Currency
Nobel Prize in Chemistry awarded for click chemistry that helps fight cancer
The Nobel Prize in Chemistry for 2022 was awarded for the development of click chemistry and bioorthogonal chemistry, which, in particular, help treat cancer. It was shared by Carolyn Bertozzi (USA), Morten Meldahl (Denmark) and Barry Sharpless (USA).
The winners of the most prestigious scientific award were announced during a special press conference in Stockholm, which was broadcast on the Nobel Committee's website. They will share $900,000, which is the amount of the prize money this year.
According to the Nobel Committee, the discoveries have greatly simplified complex chemical processes for scientists. "Barry Sharpless and Morten Meldahl laid the foundation for a functional form of chemistry, click chemistry, in which molecular building blocks are quickly and efficiently combined with each other. Carolyn Bertozzi took click chemistry to a new level and began to use it in living organisms," reads the press release on the award.
The tools developed by the laureates, in particular, help to reproduce natural molecules with medicinal properties. Barry Sharpless, who received the second Nobel Prize in Chemistry (the first was in 2001), developed the concept of click chemistry, where reactions are fast and eliminate unwanted byproducts. The bonding of substances occurs as in construction bricks, which are joined with a characteristic click.

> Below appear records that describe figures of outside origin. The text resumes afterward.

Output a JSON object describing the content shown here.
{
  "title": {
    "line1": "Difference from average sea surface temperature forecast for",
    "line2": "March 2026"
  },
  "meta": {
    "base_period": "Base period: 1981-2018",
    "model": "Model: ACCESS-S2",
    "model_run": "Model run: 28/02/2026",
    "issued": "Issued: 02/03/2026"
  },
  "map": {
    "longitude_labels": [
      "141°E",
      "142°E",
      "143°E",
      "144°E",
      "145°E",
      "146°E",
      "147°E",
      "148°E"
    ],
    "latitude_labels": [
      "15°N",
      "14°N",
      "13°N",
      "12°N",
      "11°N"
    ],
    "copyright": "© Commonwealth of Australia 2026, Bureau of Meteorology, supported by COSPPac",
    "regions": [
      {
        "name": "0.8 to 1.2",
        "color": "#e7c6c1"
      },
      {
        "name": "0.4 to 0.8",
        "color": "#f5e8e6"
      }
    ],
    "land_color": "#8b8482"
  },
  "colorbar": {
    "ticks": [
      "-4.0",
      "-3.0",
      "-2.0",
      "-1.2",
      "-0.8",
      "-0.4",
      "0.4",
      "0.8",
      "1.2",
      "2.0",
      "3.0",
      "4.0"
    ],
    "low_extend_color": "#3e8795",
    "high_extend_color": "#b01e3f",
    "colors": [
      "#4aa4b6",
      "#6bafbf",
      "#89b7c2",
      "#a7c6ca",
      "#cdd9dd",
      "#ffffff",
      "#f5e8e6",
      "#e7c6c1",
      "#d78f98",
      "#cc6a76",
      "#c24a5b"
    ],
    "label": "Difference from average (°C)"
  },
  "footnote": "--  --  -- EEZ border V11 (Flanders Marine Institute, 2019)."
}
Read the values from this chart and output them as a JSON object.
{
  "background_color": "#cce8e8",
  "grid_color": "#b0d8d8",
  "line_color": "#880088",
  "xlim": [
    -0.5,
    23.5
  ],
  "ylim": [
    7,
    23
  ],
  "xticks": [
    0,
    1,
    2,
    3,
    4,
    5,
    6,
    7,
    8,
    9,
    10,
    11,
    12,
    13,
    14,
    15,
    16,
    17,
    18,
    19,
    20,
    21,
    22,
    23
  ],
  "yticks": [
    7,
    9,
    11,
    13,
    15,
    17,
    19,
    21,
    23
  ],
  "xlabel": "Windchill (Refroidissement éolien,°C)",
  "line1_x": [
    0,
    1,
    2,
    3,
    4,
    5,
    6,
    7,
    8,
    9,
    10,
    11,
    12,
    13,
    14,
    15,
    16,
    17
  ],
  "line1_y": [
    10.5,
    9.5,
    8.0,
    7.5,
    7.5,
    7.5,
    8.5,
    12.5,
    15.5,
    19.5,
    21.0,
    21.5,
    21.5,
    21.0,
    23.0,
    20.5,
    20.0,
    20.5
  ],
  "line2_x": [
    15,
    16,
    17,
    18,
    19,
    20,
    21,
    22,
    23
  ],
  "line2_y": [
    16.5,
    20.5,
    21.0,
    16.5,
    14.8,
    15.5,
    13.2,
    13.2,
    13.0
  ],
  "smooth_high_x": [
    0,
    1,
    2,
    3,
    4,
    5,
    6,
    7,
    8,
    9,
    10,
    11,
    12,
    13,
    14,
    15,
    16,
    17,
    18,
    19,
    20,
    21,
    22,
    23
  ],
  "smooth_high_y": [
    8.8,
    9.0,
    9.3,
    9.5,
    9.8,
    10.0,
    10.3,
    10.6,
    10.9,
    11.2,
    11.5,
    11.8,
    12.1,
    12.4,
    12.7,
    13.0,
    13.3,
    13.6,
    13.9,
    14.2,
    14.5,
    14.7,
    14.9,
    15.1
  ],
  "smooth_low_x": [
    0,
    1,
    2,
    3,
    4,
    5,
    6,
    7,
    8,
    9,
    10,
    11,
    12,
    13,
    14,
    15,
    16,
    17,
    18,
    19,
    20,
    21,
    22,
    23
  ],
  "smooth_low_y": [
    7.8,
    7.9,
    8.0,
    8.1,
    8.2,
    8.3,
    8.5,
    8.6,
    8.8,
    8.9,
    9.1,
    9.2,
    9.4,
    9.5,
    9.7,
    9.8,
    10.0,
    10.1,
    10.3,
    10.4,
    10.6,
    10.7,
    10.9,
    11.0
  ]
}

Hence the name click chemistry, from the English click.
After that, Sharpless and Meldahl independently developed copper-catalyzed azide-alkyne cycloaddition, a chemical reaction used in the development of pharmaceuticals, DNA mapping, and the creation of new materials.
Carolyn Bertozzi, in turn, has developed click reactions that work inside living organisms. Her bioorthogonal reactions proceed without disturbing normal cell chemistry. They are used to study cells and track biological processes. By using bioorthogonal reactions, scientists have improved the targeting of drugs to cancerous tumors - this method is now in clinical trials.
Thus, the announcement of the laureates in literature, which will take place on October 6, and in peace, on October 7, is still to come. And on Monday, October 10, the winners of a special award in the field of economics will be announced.
As OBOZREVATEL previously reported, this week the names of the laureates in medicine and physics have already been announced. Swedish biologist Svante Paabo received the medical award for his research on the DNA of extinct human species. In the field of physics, the committee recognized Frenchman Alain Aspe, American John Clauser, and Austrian Anton Zeilinger, who made a huge contribution to the development of quantum information transmission through their research on photon entanglement.
Last year, the award in chemistry was shared by Benjamin List (Germany) and David McMillan (USA), who developed new methods for the synthesis of molecules.